The aim of this study was to quantify the effects of step length and step frequency on lower-limb muscle function in walking. Three-dimensional gait data were used in conjunction with musculoskeletal modeling techniques to evaluate muscle function over a range of walking speeds using prescribed combinations of step length and step frequency. The body was modeled as a 10-segment, 21-degree-of-freedom skeleton actuated by 54 muscle-tendon units. Lower-limb muscle forces were calculated using inverse dynamics and static optimization. We found that five muscles - GMAX, GMED, VAS, GAS, and SOL - dominated vertical support and forward progression independent of changes made to either step length or step frequency, and that, overall, changes in step length had a greater influence on lower-limb joint motion, net joint moments and muscle function than step frequency. Peak forces developed by the uniarticular hip and knee extensors, as well as the normalized fiber lengths at which these muscles developed their peak forces, correlated more closely with changes in step length than step frequency. Increasing step length resulted in larger contributions from the hip and knee extensors and smaller contributions from gravitational forces (limb posture) to vertical support. These results provide insight into why older people with weak hip and knee extensors walk more slowly by reducing step length rather than step frequency and also help to identify the key muscle groups that ought to be targeted in exercise programs designed to improve gait biomechanics in older adults.

Muscle function during gait is invariant to age when walking speed is controlled.

Older adults walk more slowly, take shorter steps, and spend more time with both legs on the ground compared to young adults.
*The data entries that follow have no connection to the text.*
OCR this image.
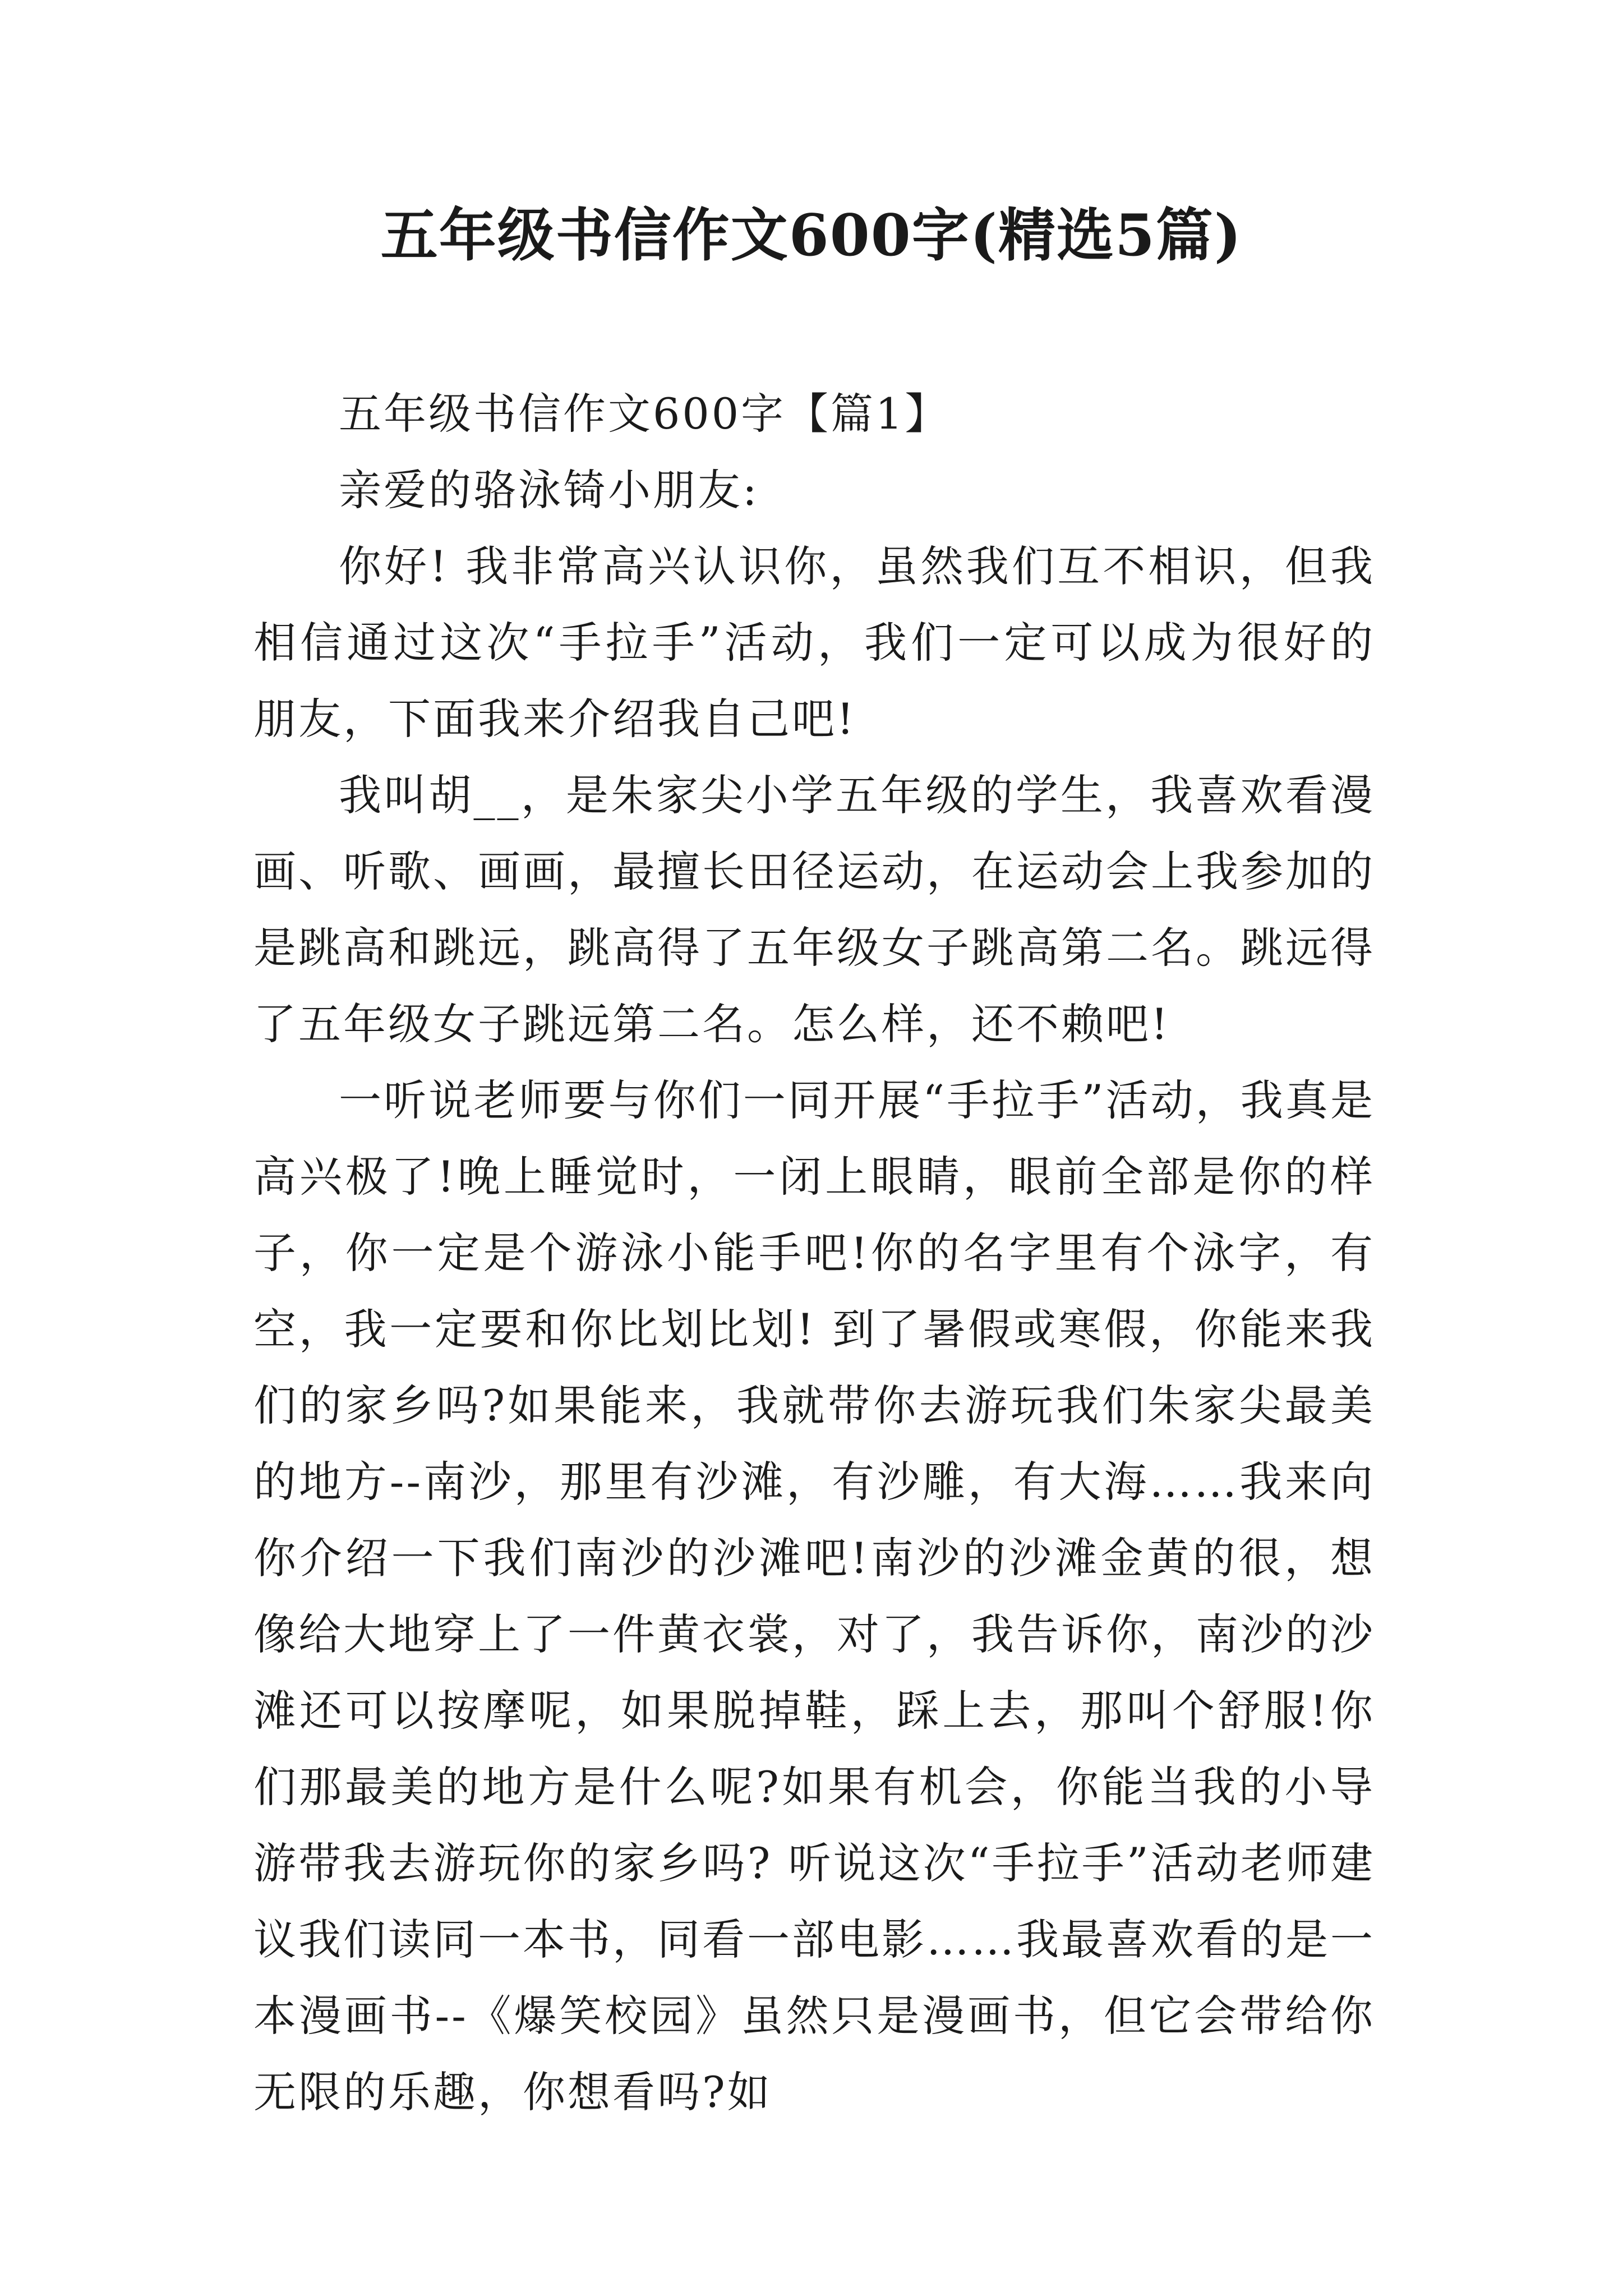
五年级书信作文600字(精选5篇)

五年级书信作文600字【篇1】

亲爱的骆泳锜小朋友:

你好! 我非常高兴认识你，虽然我们互不相识，但我相信通过这次“手拉手”活动，我们一定可以成为很好的朋友，下面我来介绍我自己吧!

我叫胡__，是朱家尖小学五年级的学生，我喜欢看漫画、听歌、画画，最擅长田径运动，在运动会上我参加的是跳高和跳远，跳高得了五年级女子跳高第二名。跳远得了五年级女子跳远第二名。怎么样，还不赖吧!

一听说老师要与你们一同开展“手拉手”活动，我真是高兴极了!晚上睡觉时，一闭上眼睛，眼前全部是你的样子，你一定是个游泳小能手吧!你的名字里有个泳字，有空，我一定要和你比划比划! 到了暑假或寒假，你能来我们的家乡吗?如果能来，我就带你去游玩我们朱家尖最美的地方--南沙，那里有沙滩，有沙雕，有大海……我来向你介绍一下我们南沙的沙滩吧!南沙的沙滩金黄的很，想像给大地穿上了一件黄衣裳，对了，我告诉你，南沙的沙滩还可以按摩呢，如果脱掉鞋，踩上去，那叫个舒服!你们那最美的地方是什么呢?如果有机会，你能当我的小导游带我去游玩你的家乡吗? 听说这次“手拉手”活动老师建议我们读同一本书，同看一部电影……我最喜欢看的是一本漫画书--《爆笑校园》虽然只是漫画书，但它会带给你无限的乐趣，你想看吗?如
Although many studies have investigated the effects of aging on the kinematics and kinetics of gait, little is known about the corresponding changes in muscle function. The aim of this study was to describe and compare the actions of the lower-limb muscles in accelerating the body's center of mass (COM) in healthy young and older adults. Three-dimensional gait analysis and subject-specific musculoskeletal modeling were used to calculate lower-limb muscle forces and muscle contributions to COM accelerations when both groups walked at the same speed. The orientations of all body segments during walking, except that of the pelvis, were invariant to age when these quantities were expressed in a global reference frame. The older subjects tilted their pelves more anteriorly during the stance phase. The mean contributions of the gluteus maximus, gluteus medius, vasti, gastrocnemius and soleus to the vertical, fore-aft and mediolateral COM accelerations (support, progression and balance, respectively) were similar in the two groups. However, the gluteus medius contributed significantly less to support (p<0.05) while the gluteus maximus and contralateral erector spinae contributed significantly more to balance (p<0.05) during early stance in the older subjects. These results provide insight into the functional roles of the individual leg muscles during gait in older adults, and highlight the importance of the hip and back muscles in controlling mediolateral balance.